The Duchess is in the City

Die Bonn University Shakespeare Company zeigt John Websters Rachestück im modernen Kleid und altem Englisch

Eine einsame Bushaltestelle in einer unbekannten Gegend. MALFI steht in großen Buchstaben darauf und dass die Fahrzeiten abweichen können. Malfi existiert nicht, es ist ein fiktiver Ort irgendwo in Italien, vielleicht Sizilien, wo die Mafia ihren Hauptsitz unterhält. Unweit der Bushaltestelle sehen wir den Eingang zu einem schon etwas runtergekommenen Club namens „Duke’s“, dessen Name in großen pinken Buchstaben über dem Eingang leuchtet. Im Hintergrund kann man Details eines altmodischen, aber pompösen Zimmers erblicken. Das Zimmer der Herzogin. Flankiert wird von einem weiteren Zimmer, das durch ein großes Kruzifix und eine schwere Bibel leicht als Gemach eines Geistlichen zu erkennen ist.

In diese Szenerie aus Rotlichtmilieu und Marie-Antoinette-Flair betreten die Schauspieler die Bühne: von Business-Chic bis Zuhälter-Leopardenhemd ist alles dabei nur keine steifen Ballkleider, das frischt das Bild angenehm auf. Passend dazu führen uns Detectiv Dumbrowski (Tinka Albracht) und sein Officer Brikowski (Samuel Pieper) in das Stück ein und verraten uns, was in Malfi gerade so los ist.

Delio (Lukas Albert) hat eigentlich ein ruhiges Leben, bis sein Freund Antonio die Herzogin ehelicht. Foto: (c) Lena Jukna

Regisseur Marc Erlhöfer schreibt selbst im Programmheft, dass er bewusst die Parallelen zu Tarantino-Filmen sucht und sie für seine Adaption von John Websters THE DUCHESS OF MALFI hervorragend geeignet findet. Tatsächlich gilt das jakobinische Theaterstück (1613/14) als Glanzstück des Revenge-Dramas. Doch obwohl Webster in Großbritannien zu den besten englischen Renaissance-Dramatiker zählt (so wie Christopher Marlowe, William Shakespeare, Ben Jonson und Thomas Middleton) wurde keins seiner Stücke in der Spielzeit 2021/22 an einer der großen deutschsprachigen Bühnen gespielt.1 Dabei zeichnen sich seine Stücke, ebenso wie die Shakespeares, durch eine gekonnte Mischung aus Tragik, Humor und Charakterstudien aus. Daher ist es umso erfreulicher, dass die Bonn University Shakespeare Company (BUSC) sich dieses Stoffes angenommen hat.
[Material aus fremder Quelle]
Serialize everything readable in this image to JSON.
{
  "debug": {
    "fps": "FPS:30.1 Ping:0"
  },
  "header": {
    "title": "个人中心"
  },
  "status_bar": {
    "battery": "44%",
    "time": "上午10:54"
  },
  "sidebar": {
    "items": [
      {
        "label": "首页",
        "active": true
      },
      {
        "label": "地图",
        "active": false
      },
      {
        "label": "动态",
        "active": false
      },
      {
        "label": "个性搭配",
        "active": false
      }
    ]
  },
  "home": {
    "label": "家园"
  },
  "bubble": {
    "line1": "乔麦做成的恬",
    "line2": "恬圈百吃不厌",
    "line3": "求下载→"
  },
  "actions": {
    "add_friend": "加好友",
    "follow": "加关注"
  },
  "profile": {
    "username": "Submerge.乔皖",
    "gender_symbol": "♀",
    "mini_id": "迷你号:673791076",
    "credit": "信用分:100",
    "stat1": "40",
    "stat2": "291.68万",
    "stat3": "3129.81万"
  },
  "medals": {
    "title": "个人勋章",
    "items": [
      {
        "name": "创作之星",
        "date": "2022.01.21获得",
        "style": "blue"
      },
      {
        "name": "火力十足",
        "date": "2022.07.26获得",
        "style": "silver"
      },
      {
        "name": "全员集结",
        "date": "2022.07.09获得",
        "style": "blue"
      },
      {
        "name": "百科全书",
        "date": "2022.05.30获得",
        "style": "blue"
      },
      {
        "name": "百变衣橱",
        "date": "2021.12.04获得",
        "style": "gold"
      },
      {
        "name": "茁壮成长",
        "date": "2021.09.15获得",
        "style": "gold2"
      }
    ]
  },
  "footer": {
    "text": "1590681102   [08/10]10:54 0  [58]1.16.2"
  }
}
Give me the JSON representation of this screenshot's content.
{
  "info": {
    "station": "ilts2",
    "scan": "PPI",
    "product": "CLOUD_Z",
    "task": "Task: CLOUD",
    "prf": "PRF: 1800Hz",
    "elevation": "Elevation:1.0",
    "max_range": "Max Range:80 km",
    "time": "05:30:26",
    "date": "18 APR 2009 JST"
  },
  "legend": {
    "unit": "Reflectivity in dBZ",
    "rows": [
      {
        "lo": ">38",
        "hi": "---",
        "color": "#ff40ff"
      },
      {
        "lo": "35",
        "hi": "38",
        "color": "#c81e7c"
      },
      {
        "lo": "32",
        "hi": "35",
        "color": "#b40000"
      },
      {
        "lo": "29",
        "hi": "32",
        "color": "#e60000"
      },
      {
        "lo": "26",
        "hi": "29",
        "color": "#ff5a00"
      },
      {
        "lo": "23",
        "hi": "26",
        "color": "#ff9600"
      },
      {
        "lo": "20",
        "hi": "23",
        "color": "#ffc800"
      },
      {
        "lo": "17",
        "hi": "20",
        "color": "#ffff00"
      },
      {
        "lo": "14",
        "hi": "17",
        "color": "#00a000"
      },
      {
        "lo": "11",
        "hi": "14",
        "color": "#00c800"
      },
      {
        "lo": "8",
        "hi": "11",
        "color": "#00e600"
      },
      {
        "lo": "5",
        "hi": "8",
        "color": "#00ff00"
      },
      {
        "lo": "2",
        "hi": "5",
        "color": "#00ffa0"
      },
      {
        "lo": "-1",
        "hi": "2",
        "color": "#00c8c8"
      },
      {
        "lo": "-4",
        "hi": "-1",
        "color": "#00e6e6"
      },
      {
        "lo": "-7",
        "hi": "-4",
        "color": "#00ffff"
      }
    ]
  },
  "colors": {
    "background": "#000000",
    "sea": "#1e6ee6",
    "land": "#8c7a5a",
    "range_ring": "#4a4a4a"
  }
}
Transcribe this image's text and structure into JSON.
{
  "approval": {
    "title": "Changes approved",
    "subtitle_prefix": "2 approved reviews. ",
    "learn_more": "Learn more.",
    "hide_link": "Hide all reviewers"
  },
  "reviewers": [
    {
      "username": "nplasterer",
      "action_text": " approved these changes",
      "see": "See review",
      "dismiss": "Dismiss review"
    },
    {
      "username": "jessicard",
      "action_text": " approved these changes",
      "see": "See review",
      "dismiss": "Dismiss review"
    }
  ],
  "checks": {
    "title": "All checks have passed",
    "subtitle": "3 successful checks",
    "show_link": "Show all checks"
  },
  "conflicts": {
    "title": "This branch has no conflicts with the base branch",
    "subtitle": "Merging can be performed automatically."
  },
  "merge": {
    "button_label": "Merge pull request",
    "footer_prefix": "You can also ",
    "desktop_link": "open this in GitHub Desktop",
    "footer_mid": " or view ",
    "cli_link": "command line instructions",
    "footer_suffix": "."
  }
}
Im Zentrum des neuen Gangsterdramas stehen drei Geschwister, die unterschiedlicher nicht sein können. Da sind der junge Herzog Ferdinand, seine ebenso junge wie gerade frisch verwitwete Zwillingsschwester, die Herzogin, und deren Bruder, der Kardinal. Die drei Geschwister repräsentieren die geballte aristokratische Macht, die durch den Tod des Schwagers empfindlich ins Wanken geraten ist. Die Brüder sind beide von der Gier nach Macht besessen, so dass sie befürchten, wenn sich ihre Schwester erneut verheirate, ihre Gebietsansprüche an den neuen Ehegatten zu verlieren. Daher schmieden die Brüder das Komplott, ihre Schwester davon zu überzeugen, auf keinen Fall eine neue Ehe einzugehen, da dies angeblich unsittlich wäre. Die Herzogin aber ist von einer solchen offenen Lust (hier darf das Wort gern doppeldeutig gelesen werden) an der Liebe beseelt, dass sie ihren Brüdern zwar Gehorsam vorschwindelt, sich insgeheim aber schon dazu entschlossen hat, ihren in allen menschlichen Belangen edlen, aber nicht standesgemäßen Hofmarschall Antonio zu ehelichen. Mit welcher Entschiedenheit sie ihm das Ehebündnis abnimmt, ist für die damalige Zeit schon fast frivol, aber von einer ehrlichen Liebe getrieben, die sich keine Gedanken um Ränkespiele macht.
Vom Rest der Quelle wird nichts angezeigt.